O PSDB e o PSD se deslocaram a partir do 7 de Setembro. Há outros partidos, como é o caso do Democratas, que poderiam se posicionar a favor do impeachment, para não falar do próprio Progressistas, que hoje é o principal esteio do governo e articula siglas menores que também sustentam o presidente.

Centrão

Estão no governo e há grande vantagem nisso, mas fazem cálculos, são pragmáticos. O problema é que esta não é a política normal, como foi da redemocratização até 2014. Acredito na sagacidade da classe política e acho que perceberam que não é normal, mas decidiram agir como se fosse, o que é um risco que nenhuma sociedade democrática deveria correr. O Centrão é uma força importante no Congresso e tem peso histórico, inclusive porque foram essas forças que impediram as Diretas de avançar, não vamos esquecer que o PP veio da Arena. Dada a atuação do ex-presidente Temer, menciono também o MDB, que entrou em cena para fazer aparentar uma normalidade que não existe. São atores importantes agindo em benefício de que este processo continue. Bolsonaro demonstrou capacidade de mobilização, apesar de ser minoritário, o que indica maiores chances de ir ao segundo turno do que se o supuséssemos mais isolado.

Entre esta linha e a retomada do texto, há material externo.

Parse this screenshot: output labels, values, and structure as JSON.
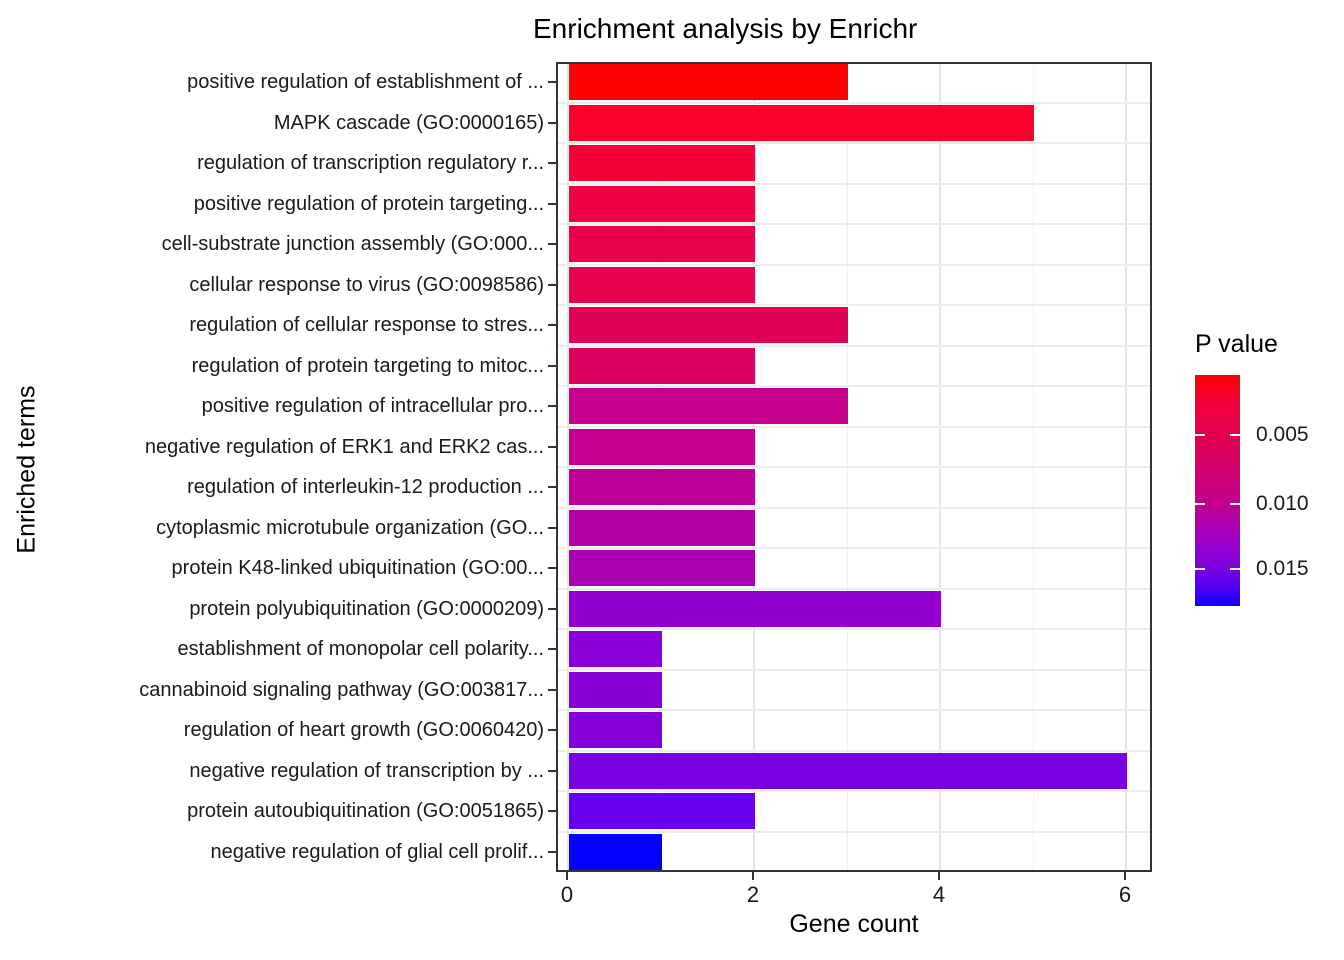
{
  "title": "Enrichment analysis by Enrichr",
  "chart_data": {
    "type": "bar",
    "orientation": "horizontal",
    "title": "Enrichment analysis by Enrichr",
    "xlabel": "Gene count",
    "ylabel": "Enriched terms",
    "xlim": [
      0,
      6.3
    ],
    "x_ticks": [
      0,
      2,
      4,
      6
    ],
    "grid": "on",
    "grid_major_x": [
      0,
      2,
      4,
      6
    ],
    "grid_minor_x": [
      1,
      3,
      5
    ],
    "categories": [
      "positive regulation of establishment of ...",
      "MAPK cascade (GO:0000165)",
      "regulation of transcription regulatory r...",
      "positive regulation of protein targeting...",
      "cell-substrate junction assembly (GO:000...",
      "cellular response to virus (GO:0098586)",
      "regulation of cellular response to stres...",
      "regulation of protein targeting to mitoc...",
      "positive regulation of intracellular pro...",
      "negative regulation of ERK1 and ERK2 cas...",
      "regulation of interleukin-12 production ...",
      "cytoplasmic microtubule organization (GO...",
      "protein K48-linked ubiquitination (GO:00...",
      "protein polyubiquitination (GO:0000209)",
      "establishment of monopolar cell polarity...",
      "cannabinoid signaling pathway (GO:003817...",
      "regulation of heart growth (GO:0060420)",
      "negative regulation of transcription by ...",
      "protein autoubiquitination (GO:0051865)",
      "negative regulation of glial cell prolif..."
    ],
    "values": [
      3,
      5,
      2,
      2,
      2,
      2,
      3,
      2,
      3,
      2,
      2,
      2,
      2,
      4,
      1,
      1,
      1,
      6,
      2,
      1
    ],
    "bar_colors": [
      "#FF0000",
      "#FA002B",
      "#F40039",
      "#EF0042",
      "#EA0048",
      "#E50050",
      "#E00056",
      "#DC005E",
      "#C5008C",
      "#C30090",
      "#BE0098",
      "#B300A6",
      "#A900B4",
      "#9100D0",
      "#8A00D6",
      "#8800D8",
      "#8500DB",
      "#7800E2",
      "#6600EE",
      "#0300FF"
    ],
    "color_encoding": "P value",
    "legend": {
      "title": "P value",
      "position": "right",
      "tick_labels": [
        "0.005",
        "0.010",
        "0.015"
      ],
      "tick_positions_pct": [
        26.1,
        55.7,
        83.9
      ],
      "gradient_stops": [
        {
          "pct": 0,
          "color": "#FF0000"
        },
        {
          "pct": 13,
          "color": "#F10040"
        },
        {
          "pct": 26,
          "color": "#E4004E"
        },
        {
          "pct": 40,
          "color": "#D4006E"
        },
        {
          "pct": 56,
          "color": "#C0008F"
        },
        {
          "pct": 70,
          "color": "#A100C4"
        },
        {
          "pct": 84,
          "color": "#7A00E0"
        },
        {
          "pct": 93,
          "color": "#4A00F4"
        },
        {
          "pct": 100,
          "color": "#0F00FF"
        }
      ]
    }
  }
}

Foto: Fillipo Monteforte/AFP

Lula

O lulismo voltou com força. As pesquisas estão mostrando que ele está canalizando a insatisfação com o governo Bolsonaro e que a sua base entre eleitores de menor renda concentrada no Nordeste se refez. No entanto, falta muito para uma campanha que não sabemos como vai acontecer, porque está misturada com este processo que quer melar as eleições. Guardadas essas ressalvas, hoje Lula é imbatível e pode inclusive ganhar no primeiro turno. Mas lulismo e petismo são coisas distintas. A associação entre Lula e o PT existe e o partido tende a ser beneficiado, mas não na proporção exata da força que a liderança de Lula tem.

No campo da centro-esquerda, a atração da candidatura Lula é muito grande. Ainda deve rolar muita água, mas a tendência de unificação em torno da candidatura de Lula é muito forte.

Terceira via

À  medida que Bolsonaro vai perdendo apoio, abre-se um espaço no meio. O problema é que o que está no meio não tem conseguido encontrar um candidato viável. Cito o professor Eduardo Giannetti, que disse que a terceira via precisa de um candidato que fale com a população. A liderança faz diferença em certos casos. Talvez o que mais se aproxime dessas condições seja o ex-ministro Ciro Gomes, que nunca teve desempenho extraordinário, mas já disputou várias eleições e tem eleitorado. No entanto, é uma personalidade que muitas vezes divide em lugar de agregar.

Recuperação da esquerda

Houve um momento em que os ataques ao PT por parte da Lava Jato prejudicaram esse campo, mas de lá para cá há certa recomposição. A votação de Fernando Haddad de 2018 foi muito boa dentro das circunstâncias. Outro elemento é o bom desempenho de Guilherme Boulos em São Paulo, uma cidade importante do ponto de vista político, porque até certo ponto sintetiza tendências nacionais. O desempenho da esquerda no plano municipal de 2020 não foi excepcional nem péssimo. Algo que não se deu foi a unidade, que se tivesse havido, poderia ter proporcionado desempenho melhor.